Audit your network using Nmap, Ndiff and cron
To combat the ill effects of trojans, rootkits and worms (not to forget the new H1N1 virus) one "should" regularly scan their local network for changes, preferably on a daily basis. Then again, one "should" also preferably feed the dog, greet the neighbors and clean their teeth on a daily basis. Tell me, who has time to do all that?
Network auditing is a tedious task and because it's not very stimulating work, you're likely more prone to error. I too, as your fellow computer enthusiast, like to automate just about anything (and as such my dog is never hungry, my teeth never dirty and my neighbor never under-greeted).
So here's how I did it this time.
1. Nmap 5 to the rescue!
Nmap is a "network exploration tool and security / port scanner", commonly used by sysadmins and unanimously considered (by me) to be an indispensable tool. Nmap version 5 was recently (july 16th, 2009) released - bringing some exciting new features. This article focuses on Ndiff, the scan comparison tool. It's the fruit of a Google Summer of Code project in 2008.
Your first task is to install Nmap 5. It happily runs on Windows, Linux, and Mac OS X, however this article is written with Linux in mind. Note: earlier releases won't do, on Debian Lenny I had to obtain version 5 through the backports repository.

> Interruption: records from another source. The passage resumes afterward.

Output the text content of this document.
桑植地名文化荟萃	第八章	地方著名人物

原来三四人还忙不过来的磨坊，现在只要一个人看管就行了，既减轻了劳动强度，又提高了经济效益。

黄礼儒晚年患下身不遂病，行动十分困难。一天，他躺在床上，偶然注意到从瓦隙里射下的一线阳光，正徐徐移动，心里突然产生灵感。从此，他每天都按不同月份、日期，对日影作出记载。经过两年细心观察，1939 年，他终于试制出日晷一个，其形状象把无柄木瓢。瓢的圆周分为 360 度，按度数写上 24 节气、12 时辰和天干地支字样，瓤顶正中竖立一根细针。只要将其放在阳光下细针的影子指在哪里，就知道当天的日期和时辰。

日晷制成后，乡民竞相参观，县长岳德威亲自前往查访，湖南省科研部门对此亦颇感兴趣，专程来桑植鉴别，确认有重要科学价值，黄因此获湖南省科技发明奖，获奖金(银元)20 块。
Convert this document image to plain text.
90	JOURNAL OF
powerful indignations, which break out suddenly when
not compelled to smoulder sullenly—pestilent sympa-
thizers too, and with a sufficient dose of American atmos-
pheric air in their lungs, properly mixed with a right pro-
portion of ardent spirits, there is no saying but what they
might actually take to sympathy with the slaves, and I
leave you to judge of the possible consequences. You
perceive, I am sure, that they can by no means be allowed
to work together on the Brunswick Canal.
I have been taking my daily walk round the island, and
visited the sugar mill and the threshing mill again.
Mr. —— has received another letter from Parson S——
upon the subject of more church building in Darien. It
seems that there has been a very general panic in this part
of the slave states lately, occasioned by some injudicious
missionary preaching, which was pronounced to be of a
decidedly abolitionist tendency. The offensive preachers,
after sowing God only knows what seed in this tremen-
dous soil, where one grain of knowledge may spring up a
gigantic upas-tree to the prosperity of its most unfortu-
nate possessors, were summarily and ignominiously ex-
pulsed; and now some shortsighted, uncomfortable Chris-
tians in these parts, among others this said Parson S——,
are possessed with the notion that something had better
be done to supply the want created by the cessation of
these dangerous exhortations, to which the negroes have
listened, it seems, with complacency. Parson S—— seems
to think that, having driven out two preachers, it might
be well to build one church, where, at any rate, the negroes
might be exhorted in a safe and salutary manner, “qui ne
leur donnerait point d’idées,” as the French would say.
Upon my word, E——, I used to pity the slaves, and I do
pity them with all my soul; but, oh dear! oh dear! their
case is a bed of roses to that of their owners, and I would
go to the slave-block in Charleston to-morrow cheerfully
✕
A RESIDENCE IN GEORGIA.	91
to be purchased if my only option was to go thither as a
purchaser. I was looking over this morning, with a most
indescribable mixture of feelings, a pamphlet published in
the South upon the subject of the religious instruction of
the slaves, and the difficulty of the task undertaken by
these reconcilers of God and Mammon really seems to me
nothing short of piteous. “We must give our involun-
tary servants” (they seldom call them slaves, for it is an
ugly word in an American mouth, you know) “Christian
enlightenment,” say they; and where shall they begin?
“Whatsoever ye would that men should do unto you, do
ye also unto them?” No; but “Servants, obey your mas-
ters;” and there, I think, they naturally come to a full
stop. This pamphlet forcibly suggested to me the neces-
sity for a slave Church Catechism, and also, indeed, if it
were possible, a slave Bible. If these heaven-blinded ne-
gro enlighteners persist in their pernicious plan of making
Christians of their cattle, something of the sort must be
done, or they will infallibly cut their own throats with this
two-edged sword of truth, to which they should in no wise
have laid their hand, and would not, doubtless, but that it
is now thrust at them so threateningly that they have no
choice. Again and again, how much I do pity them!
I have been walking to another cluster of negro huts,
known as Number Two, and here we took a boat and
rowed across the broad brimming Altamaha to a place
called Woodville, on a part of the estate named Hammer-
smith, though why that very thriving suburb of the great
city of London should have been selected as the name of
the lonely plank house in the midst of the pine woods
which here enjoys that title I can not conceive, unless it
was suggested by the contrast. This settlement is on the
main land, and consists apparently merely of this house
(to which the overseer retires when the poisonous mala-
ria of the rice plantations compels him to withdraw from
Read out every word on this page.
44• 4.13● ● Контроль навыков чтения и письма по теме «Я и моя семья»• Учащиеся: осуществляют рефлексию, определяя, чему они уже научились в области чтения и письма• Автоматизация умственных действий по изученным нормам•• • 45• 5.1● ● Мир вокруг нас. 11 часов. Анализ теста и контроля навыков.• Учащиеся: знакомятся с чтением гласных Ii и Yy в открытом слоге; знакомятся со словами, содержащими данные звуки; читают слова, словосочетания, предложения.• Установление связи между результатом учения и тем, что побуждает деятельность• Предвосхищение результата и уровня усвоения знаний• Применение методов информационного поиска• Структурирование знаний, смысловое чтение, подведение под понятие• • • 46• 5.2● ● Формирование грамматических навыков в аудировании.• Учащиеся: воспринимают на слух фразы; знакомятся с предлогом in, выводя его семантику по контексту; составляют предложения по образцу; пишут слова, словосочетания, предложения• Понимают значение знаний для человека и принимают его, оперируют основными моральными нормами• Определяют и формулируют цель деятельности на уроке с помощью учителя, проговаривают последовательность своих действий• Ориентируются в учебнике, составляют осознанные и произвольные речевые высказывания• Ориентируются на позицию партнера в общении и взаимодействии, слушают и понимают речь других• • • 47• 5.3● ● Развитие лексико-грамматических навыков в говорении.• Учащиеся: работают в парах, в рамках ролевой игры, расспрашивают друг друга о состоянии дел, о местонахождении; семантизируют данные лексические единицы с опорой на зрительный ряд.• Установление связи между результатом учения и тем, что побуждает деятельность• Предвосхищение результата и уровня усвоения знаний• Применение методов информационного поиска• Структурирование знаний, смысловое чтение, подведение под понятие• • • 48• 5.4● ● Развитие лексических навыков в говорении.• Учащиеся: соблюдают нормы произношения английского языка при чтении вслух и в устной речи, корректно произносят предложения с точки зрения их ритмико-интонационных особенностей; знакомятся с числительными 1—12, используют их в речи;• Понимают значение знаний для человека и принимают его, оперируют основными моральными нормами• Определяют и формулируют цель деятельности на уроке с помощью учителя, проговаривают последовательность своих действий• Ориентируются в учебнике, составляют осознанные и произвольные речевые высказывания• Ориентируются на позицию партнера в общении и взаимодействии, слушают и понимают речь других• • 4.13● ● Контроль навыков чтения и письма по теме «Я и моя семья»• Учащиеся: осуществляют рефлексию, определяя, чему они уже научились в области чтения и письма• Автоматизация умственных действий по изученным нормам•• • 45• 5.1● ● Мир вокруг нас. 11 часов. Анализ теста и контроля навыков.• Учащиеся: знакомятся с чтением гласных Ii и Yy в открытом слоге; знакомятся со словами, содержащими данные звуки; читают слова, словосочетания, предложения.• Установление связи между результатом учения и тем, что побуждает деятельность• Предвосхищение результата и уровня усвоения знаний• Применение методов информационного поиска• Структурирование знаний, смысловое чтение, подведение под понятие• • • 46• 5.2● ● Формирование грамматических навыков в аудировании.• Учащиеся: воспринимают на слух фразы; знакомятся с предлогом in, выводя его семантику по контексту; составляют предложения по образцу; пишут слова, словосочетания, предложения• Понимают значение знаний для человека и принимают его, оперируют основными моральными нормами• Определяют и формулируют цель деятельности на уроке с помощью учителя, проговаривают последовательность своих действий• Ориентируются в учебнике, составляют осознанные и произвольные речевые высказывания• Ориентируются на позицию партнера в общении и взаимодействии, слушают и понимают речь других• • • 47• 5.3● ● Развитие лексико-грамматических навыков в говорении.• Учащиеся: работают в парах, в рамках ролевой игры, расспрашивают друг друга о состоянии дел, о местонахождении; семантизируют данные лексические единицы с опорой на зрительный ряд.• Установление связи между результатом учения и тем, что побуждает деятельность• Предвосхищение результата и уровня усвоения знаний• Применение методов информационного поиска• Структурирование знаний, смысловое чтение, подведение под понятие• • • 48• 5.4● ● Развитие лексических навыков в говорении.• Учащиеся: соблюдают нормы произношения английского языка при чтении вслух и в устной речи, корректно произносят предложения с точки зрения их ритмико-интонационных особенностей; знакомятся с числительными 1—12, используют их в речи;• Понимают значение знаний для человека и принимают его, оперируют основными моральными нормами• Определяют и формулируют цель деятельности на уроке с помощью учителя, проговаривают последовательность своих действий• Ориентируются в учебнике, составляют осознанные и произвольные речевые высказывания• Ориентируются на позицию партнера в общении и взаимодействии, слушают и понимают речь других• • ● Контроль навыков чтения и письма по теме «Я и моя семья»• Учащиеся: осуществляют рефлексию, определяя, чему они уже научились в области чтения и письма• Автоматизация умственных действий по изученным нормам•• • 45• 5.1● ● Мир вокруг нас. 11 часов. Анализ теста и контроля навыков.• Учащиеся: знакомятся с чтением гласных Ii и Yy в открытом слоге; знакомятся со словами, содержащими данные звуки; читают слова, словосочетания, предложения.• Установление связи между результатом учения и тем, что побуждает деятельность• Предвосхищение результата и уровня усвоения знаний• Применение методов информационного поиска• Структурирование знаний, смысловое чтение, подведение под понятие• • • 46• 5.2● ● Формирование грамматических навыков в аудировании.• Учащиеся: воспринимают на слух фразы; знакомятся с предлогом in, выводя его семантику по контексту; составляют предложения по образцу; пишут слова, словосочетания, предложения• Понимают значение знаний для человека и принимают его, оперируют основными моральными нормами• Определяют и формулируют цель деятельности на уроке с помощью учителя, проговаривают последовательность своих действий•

2. Next, install the script
Make a directory somewhere only accessible by root and put the following bash script in it:
#!/bin/bash
# Simple cron-based network auditing scanner
# Requires Nmap 5+
# Related article @ http://blog.fili.nl/articles/audit-your-network-using-nmap-ndiff-and-cron/
MAILOUT=your@email.com
NETWORK=10.0.0.0/24
CWD=`dirname $0`
NMAP=/usr/bin/nmap
NDIFF=/usr/bin/ndiff
MAIL=/usr/bin/mail
if [ -f "$CWD/baseline.xml" ]; then
echo "Scanning network $NETWORK..."
$NMAP -n -oX "$CWD/current.xml" $NETWORK >/dev/null
echo -n "Comparing Nmap scans using Ndiff..."
$NDIFF $CWD/baseline.xml $CWD/current.xml >$CWD/last-result
if [ $(stat -c%s "$CWD/last-result") -gt 70 ]; then
echo "Changed!"; echo "$MAILOUT has been notified."
cat $CWD/last-result | mail -s "Alert: Network $NETWORK changed" $MAILOUT
mv $CWD/current.xml $CWD/baseline.xml
else
echo "Ok."
rm -f $CWD/current.xml $CWD/last-result
fi
else
echo "First scan, generating baseline..."
$NMAP -n -oX "$CWD/baseline.xml" $NETWORK >/dev/null
fi
Download: naudit-cron.sh
It's a quite straightforward script as you can see.
Here's what it does:
- At the first run, it makes a baseline scan of your network to compare too.
- At subsequent runs it makes a new scan and compares that to the baseline scan. When something differs in your network (like newly opened/closed ports or computers that have appeared/disappeared) it alerts an admin.
- Finally it updates the baseline xml-file to reflect the change.
3. Configure the script
There are few settings to adjust, but they are important. MAILOUT obviously declares where to send the notifications to. With NETWORK you can define what you want to scan, this could be an entire subnet (in CIDR notation) or a single ip.
MAILOUT=your@email.com NETWORK=10.0.0.0/24
Make the file executable and run it (a couple of times) to generate the baseline xml-file and to verify that everything works as expected.
4. Finally, cron it
The only step left is to automatically execute this script on a hourly/daily/weekly basis. This is kind of OS specific, on most Linux distribution you'd create a new file in /etc/cron.d/ containing:
# minute - hour - monthday - month - weekday - command 0 1 * * * root /root/naudit-cron/naudit-cron.sh >/dev/null
Tweak the cron settings and you're done!